Excerpts from the DailyHerald.com:

A proposal to combine the resources of the Lisle-Woodridge and Darien-Woodridge fire protection districts is being touted as a way to enhance service and improve firefighter safety.

That’s providing little comfort, however, for residents near Downers Grove who will lose their neighborhood fire station if the intergovernmental agreement is approved.

The Darien-Woodridge fire board last week unanimously supported the automatic response agreement that would have both districts operate as a single entity. Lisle-Woodridge’s board is expected to take a deciding vote on the deal Tuesday.

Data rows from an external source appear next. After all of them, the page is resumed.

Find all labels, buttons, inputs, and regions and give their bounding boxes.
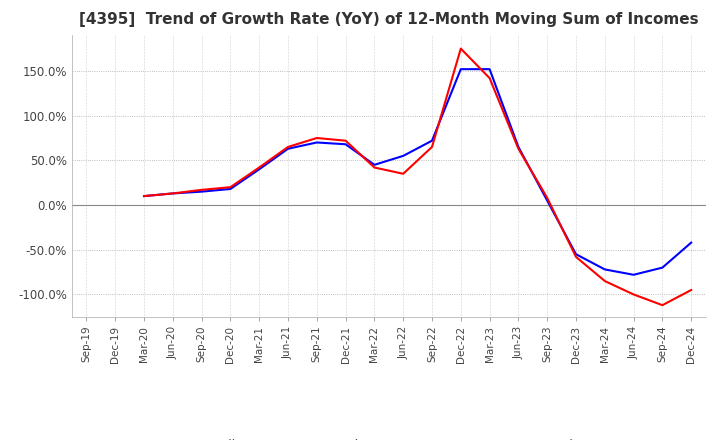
Net Income Growth Rate <box>226 184 235 190</box>
Net Income Growth Rate <box>629 292 638 297</box>
Net Income Growth Rate <box>658 303 667 308</box>
Ordinary Income Growth Rate <box>226 186 235 191</box>
Net Income Growth Rate <box>543 195 552 201</box>
Ordinary Income Growth Rate <box>572 252 580 257</box>
Net Income Growth Rate <box>687 287 696 293</box>
Ordinary Income Growth Rate <box>168 191 177 196</box>
Net Income Growth Rate <box>168 191 177 196</box>
Net Income Growth Rate <box>312 136 321 141</box>
Net Income Growth Rate <box>399 171 408 176</box>
Ordinary Income Growth Rate <box>658 265 667 270</box>
Legend: Ordinary Income Growth Rate, Net Income Growth Rate: Ordinary Income Growth Rate, Net Income … <box>163 434 615 440</box>
Net Income Growth Rate <box>341 138 350 143</box>
Ordinary Income Growth Rate <box>629 272 638 278</box>
Title: [4395]  Trend of Growth Rate (YoY) of 12-Month Moving Sum of Incomes: [4395] Trend of Growth Rate (YoY) of 12-… <box>79 12 698 27</box>
Ordinary Income Growth Rate <box>399 153 408 158</box>
Ordinary Income Growth Rate <box>140 194 148 199</box>
Ordinary Income Growth Rate <box>312 140 321 145</box>
Net Income Growth Rate <box>197 187 206 192</box>
Line: Ordinary Income Growth Rate: Ordinary Income Growth Rate <box>144 69 691 275</box>
Net Income Growth Rate <box>428 144 436 150</box>
Ordinary Income Growth Rate <box>284 146 292 151</box>
Net Income Growth Rate <box>572 254 580 260</box>
Net Income Growth Rate <box>140 194 148 199</box>
Net Income Growth Rate <box>456 46 465 51</box>
Line: Net Income Growth Rate: Net Income Growth Rate <box>144 48 691 305</box>
Net Income Growth Rate <box>514 146 523 151</box>
Ordinary Income Growth Rate <box>543 198 552 203</box>
Ordinary Income Growth Rate <box>428 138 436 143</box>
Net Income Growth Rate <box>370 165 379 170</box>
Ordinary Income Growth Rate <box>255 167 264 172</box>
Ordinary Income Growth Rate <box>687 240 696 245</box>
Net Income Growth Rate <box>600 279 609 284</box>
Ordinary Income Growth Rate <box>514 144 523 150</box>
Ordinary Income Growth Rate <box>197 189 206 194</box>
Ordinary Income Growth Rate <box>600 267 609 272</box>
Ordinary Income Growth Rate <box>456 66 465 72</box>
Ordinary Income Growth Rate <box>341 142 350 147</box>
Net Income Growth Rate <box>255 165 264 170</box>
Net Income Growth Rate <box>284 144 292 150</box>
Net Income Growth Rate <box>485 76 494 81</box>
Ordinary Income Growth Rate <box>370 162 379 168</box>
Ordinary Income Growth Rate <box>485 66 494 72</box>
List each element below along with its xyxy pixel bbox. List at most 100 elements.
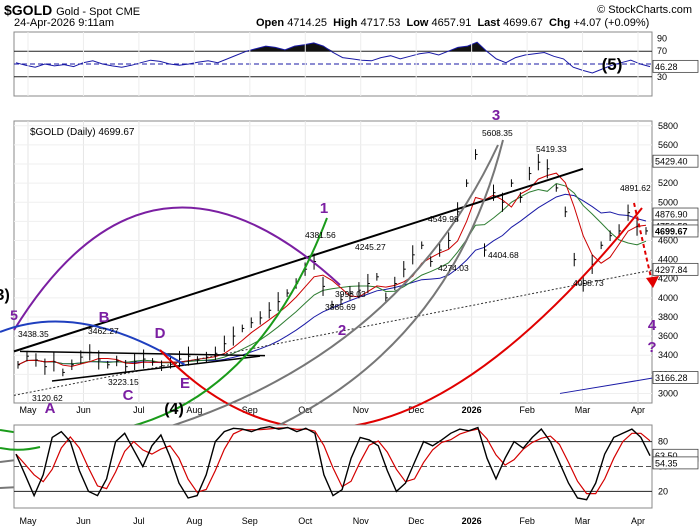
wave-label-11: 4 [648, 317, 657, 334]
wave-label-9: 2 [338, 322, 346, 339]
price-tick-3800: 3800 [658, 312, 678, 322]
stochastic-signal-line [15, 427, 651, 495]
chart-symbol: $GOLD [4, 2, 53, 18]
x-label-bottom-Nov: Nov [353, 516, 370, 526]
rsi-tick-70: 70 [657, 46, 667, 56]
x-label-bottom-Dec: Dec [408, 516, 425, 526]
price-tick-3000: 3000 [658, 388, 678, 398]
rsi-tick-30: 30 [657, 72, 667, 82]
wave-label-1: (3) [0, 287, 10, 304]
price-tag-4297.84: 4297.84 [655, 265, 688, 275]
dotted-trend-line [13, 269, 653, 396]
wave-label-3: B [99, 309, 110, 326]
wave-label-13: (5) [602, 55, 623, 74]
price-label-4245.27: 4245.27 [355, 242, 386, 252]
price-tag-3166.28-box [652, 371, 699, 384]
upper-trend-line [13, 167, 584, 353]
stochastic-tick-80: 80 [658, 437, 668, 447]
price-tick-5200: 5200 [658, 178, 678, 188]
price-tick-3400: 3400 [658, 350, 678, 360]
stochastic-last-d: 54.35 [655, 458, 678, 468]
price-tick-5600: 5600 [658, 140, 678, 150]
x-label-bottom-Aug: Aug [186, 516, 202, 526]
price-label-3120.62: 3120.62 [32, 393, 63, 403]
green-arc-tail [0, 446, 41, 451]
price-label-3462.27: 3462.27 [88, 326, 119, 336]
price-tag-4699.67-box [652, 224, 699, 238]
wave-label-12: ? [647, 339, 656, 356]
price-tick-4000: 4000 [658, 293, 678, 303]
price-label-4404.68: 4404.68 [488, 250, 519, 260]
price-label-3438.35: 3438.35 [18, 329, 49, 339]
x-label-bottom-Sep: Sep [242, 516, 258, 526]
price-tag-3166.28: 3166.28 [655, 373, 688, 383]
x-label-May: May [19, 405, 37, 415]
x-label-bottom-Apr: Apr [631, 516, 645, 526]
ohlc-readout: Open 4714.25 High 4717.53 Low 4657.91 La… [256, 17, 650, 29]
price-label-5608.35: 5608.35 [482, 128, 513, 138]
wave-label-8: 1 [320, 200, 328, 217]
price-label-4549.98: 4549.98 [428, 214, 459, 224]
wave-label-10: 3 [492, 107, 500, 124]
x-label-Feb: Feb [519, 405, 535, 415]
chart-exchange: CME [115, 6, 141, 18]
price-tick-4400: 4400 [658, 255, 678, 265]
price-tick-5800: 5800 [658, 121, 678, 131]
rsi-panel [13, 31, 653, 97]
purple-cycle-arc [13, 206, 341, 331]
stochastic-last-k: 63.50 [655, 451, 678, 461]
x-label-bottom-2026: 2026 [462, 516, 482, 526]
price-tag-4876.90: 4876.90 [655, 210, 688, 220]
chart-name: Gold - Spot [56, 6, 112, 18]
wave-label-0: 5 [10, 307, 18, 323]
price-tick-3600: 3600 [658, 331, 678, 341]
x-label-Dec: Dec [408, 405, 425, 415]
x-label-bottom-Mar: Mar [575, 516, 591, 526]
price-tag-4297.84-box [652, 262, 699, 276]
price-label-4274.03: 4274.03 [438, 263, 469, 273]
x-label-Jun: Jun [76, 405, 91, 415]
price-label-5419.33: 5419.33 [536, 144, 567, 154]
price-tick-4600: 4600 [658, 235, 678, 245]
x-label-Jul: Jul [133, 405, 145, 415]
price-label-4381.56: 4381.56 [305, 230, 336, 240]
stochastic-tick-20: 20 [658, 486, 668, 496]
wave-label-4: C [123, 387, 134, 404]
rsi-tick-90: 90 [657, 33, 667, 43]
x-label-bottom-Feb: Feb [519, 516, 535, 526]
watermark: © StockCharts.com [597, 4, 692, 16]
chart-symbol-line: $GOLD Gold - Spot CME [4, 2, 140, 18]
x-label-Nov: Nov [353, 405, 370, 415]
lower-channel-line [559, 377, 653, 394]
ma-fast-line [17, 172, 647, 367]
wave-label-5: D [155, 325, 166, 342]
price-panel [13, 120, 653, 404]
price-label-3223.15: 3223.15 [108, 377, 139, 387]
price-tag-5429.40: 5429.40 [655, 157, 688, 167]
price-label-4891.62: 4891.62 [620, 183, 651, 193]
price-label-3998.03: 3998.03 [335, 289, 366, 299]
x-label-2026: 2026 [462, 405, 482, 415]
wave-label-6: E [180, 375, 190, 392]
x-label-bottom-May: May [19, 516, 37, 526]
red-cycle-arc [159, 207, 643, 430]
price-tick-4200: 4200 [658, 274, 678, 284]
wave-label-7: (4) [164, 401, 184, 418]
x-label-bottom-Jul: Jul [133, 516, 145, 526]
rsi-last-value-box [652, 59, 699, 73]
price-label-3886.69: 3886.69 [325, 302, 356, 312]
price-tag-5429.40-box [652, 154, 699, 168]
x-label-bottom-Jun: Jun [76, 516, 91, 526]
wedge-lower-line [51, 355, 261, 382]
price-tick-5000: 5000 [658, 197, 678, 207]
x-label-Mar: Mar [575, 405, 591, 415]
price-label-4098.73: 4098.73 [573, 278, 604, 288]
price-tag-4699.67: 4699.67 [655, 226, 688, 236]
price-panel-title: $GOLD (Daily) 4699.67 [30, 127, 135, 138]
stochastic-last-d-box [652, 456, 699, 470]
projection-arrowhead [646, 276, 659, 288]
rsi-last-value: 46.28 [655, 62, 678, 72]
stochastic-line [15, 425, 651, 501]
wedge-upper-line [19, 350, 266, 357]
wave-label-2: A [45, 400, 56, 417]
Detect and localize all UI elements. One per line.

“The advantage for us is we’re going to have more efficient use of staffing and resources,” said Keith Krestan, Lisle-Woodridge’s interim fire chief. “Instead of our five stations and their three stations, it’s going to be seven stations. And we’re going to intermix our resources — our engines, our trucks, our ambulances and our people.”

The plan calls for Darien-Woodridge Station 88 at the southeast corner of Belmont Road and 59th Street to close on May 1. Officials say the closure would be for a trial period that would end Dec. 31, 2018.

Some residents served by that station fear it will never reopen.

Fire officials said the neighborhood would be served by other stations, including one in the Lisle-Woodridge district that’s less than two miles away. As a result, response times to those homes would go up. Officials, however, insist the quality of service would improve.

Now, Darien-Woodridge is able to assign only two firefighters to engines and the ladder. By closing Station 88 and shuffling staff, the department would be able to assign three people per vehicle. Lisle-Woodridge already does that.

“This is the best thing from a fire chief’s perspective for everybody involved,” said Darien-Woodridge Chief Steven Gorsky, adding it’s unfair to residents and patently unsafe for firefighters to have fewer than three people on a fire suppression vehicle.

While the arrangement might sound like a money-saving move, Darien-Woodridge board members say it’s about safety.

Lisle-Woodridge and Darien-Woodridge officials spent more than a year developing a functional cooperation plan after a 2016 study by the Illinois Fire Chiefs Association examined what the impact would be on emergency services if the districts operated as one.

Krestan said the departments aren’t ready for consolidation at this point, so they decided to start with cooperation.

While the deal has been in the works for years, residents served by Station 88 said they were only recently notified about the plan.

DuPage County Board member Liz Chaplin, who lives in the area, said neighbors were notified about the closure in a leaflet that arrived in the mail less than a week before the vote by Darien-Woodridge.

Art Thompson, a district vice president with the Associated Fire Fighters of Illinois — the union that paid for the 2016 study — said no one went into the talks with the intention of closing a fire station.

“The idea was how could we better utilize the resources we have to better serve the community,” he said.